Take a look around for a Scottish or English pub in your area, some of them will have samplings once or twice a year (a local one brings in Michael Jackson – not the gloved one), or a local liquor store that carries a good selection of Scotch (around Christmas some do tastings to help move high end product)

That's probably the best was to see if you like peat or smoke or salt varieties, see if you like it neat or with something added, before buying a bottle


----------



## whodat1 (Sep 7, 2005)

Brodie said:


> My favorite blend is Famous Grouse. They use high quality malts from the likes of Macallan and Highland Park in their whiskies.


This is a really good blended scotch that has been around for a long time. If a bar doesn't have any malts (and yes, there are bars that don't), then I usually go for the Famous Grouse.

Saturday nights is my MacAllen 12y and '64 PAM's. Two things that go great together!


----------



## simplechords (Aug 13, 2006)

Thanks for all the advice, i'm gonna go shopping tonight!!


----------



## burninator (Jul 11, 2006)

I cut my teeth on The Dalmore. It's a cheap single malt, not too harsh, plenty sweet. Can't go wrong.


----------



## ky toker (Jun 2, 2005)

mosesbotbol said:


> JW Black is the best selling scotch for a reason... Buy it in the 1.5 and it's a deal. JW Black is the easiest drinking, most likeable to the most people scotch out there.

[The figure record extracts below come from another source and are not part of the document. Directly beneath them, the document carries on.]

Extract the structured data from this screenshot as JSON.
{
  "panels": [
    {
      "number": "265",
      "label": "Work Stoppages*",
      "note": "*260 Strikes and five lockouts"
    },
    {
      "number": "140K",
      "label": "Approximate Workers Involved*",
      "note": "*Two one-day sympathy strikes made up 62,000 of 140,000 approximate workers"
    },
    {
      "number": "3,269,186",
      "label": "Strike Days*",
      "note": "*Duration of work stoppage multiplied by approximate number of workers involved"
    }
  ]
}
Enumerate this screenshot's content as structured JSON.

I tried my 1st scotch a few years ago I believe, JWB, and it wasn't bad while afters just did not work for me. So based off of your many comments about JW Black being a good start point for getting into scotch I bought a bottle sometime in 2007 and came to find that it just wasn't hitting my taste buds in the right way. Well, this weekend I opened the bottle back up and put a proper hurting on it. This may be a bottle I need to keep on hand for those moments I have a craving for something different. Thanks for the adive.:tu


----------



## RPB67 (Mar 26, 2005)

Scotch.

Johnny Walker Black is one of my staples,every place usually has it.

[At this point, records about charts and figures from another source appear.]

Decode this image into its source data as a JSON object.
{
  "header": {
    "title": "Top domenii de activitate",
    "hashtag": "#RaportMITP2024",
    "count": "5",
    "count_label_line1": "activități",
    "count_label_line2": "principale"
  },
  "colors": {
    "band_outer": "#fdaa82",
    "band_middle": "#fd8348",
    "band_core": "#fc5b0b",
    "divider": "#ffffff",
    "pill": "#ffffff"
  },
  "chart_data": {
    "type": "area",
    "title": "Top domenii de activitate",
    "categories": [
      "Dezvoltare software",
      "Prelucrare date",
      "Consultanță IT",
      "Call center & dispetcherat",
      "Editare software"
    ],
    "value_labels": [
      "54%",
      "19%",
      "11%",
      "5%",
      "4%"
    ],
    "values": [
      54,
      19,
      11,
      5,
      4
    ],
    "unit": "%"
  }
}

Mac 12 or 18 is one of my favorites, pricey when out. But one of my favorites.


----------



## wallyevs012 (Apr 3, 2008)

RPB67 said:


> Scotch.
> 
> Johnny Walker Black is one of my staples,every place usually has it.
> 
> Mac 12 or 18 is one of my favorites, pricey when out. But one of my favorites.


You are absolutely right!!! JWB is what I have been drinking for years and I tried them all!!! At least those up to 60.00 a fifth...Great stuff with a stick, unless you got some Napolian Brandy..


----------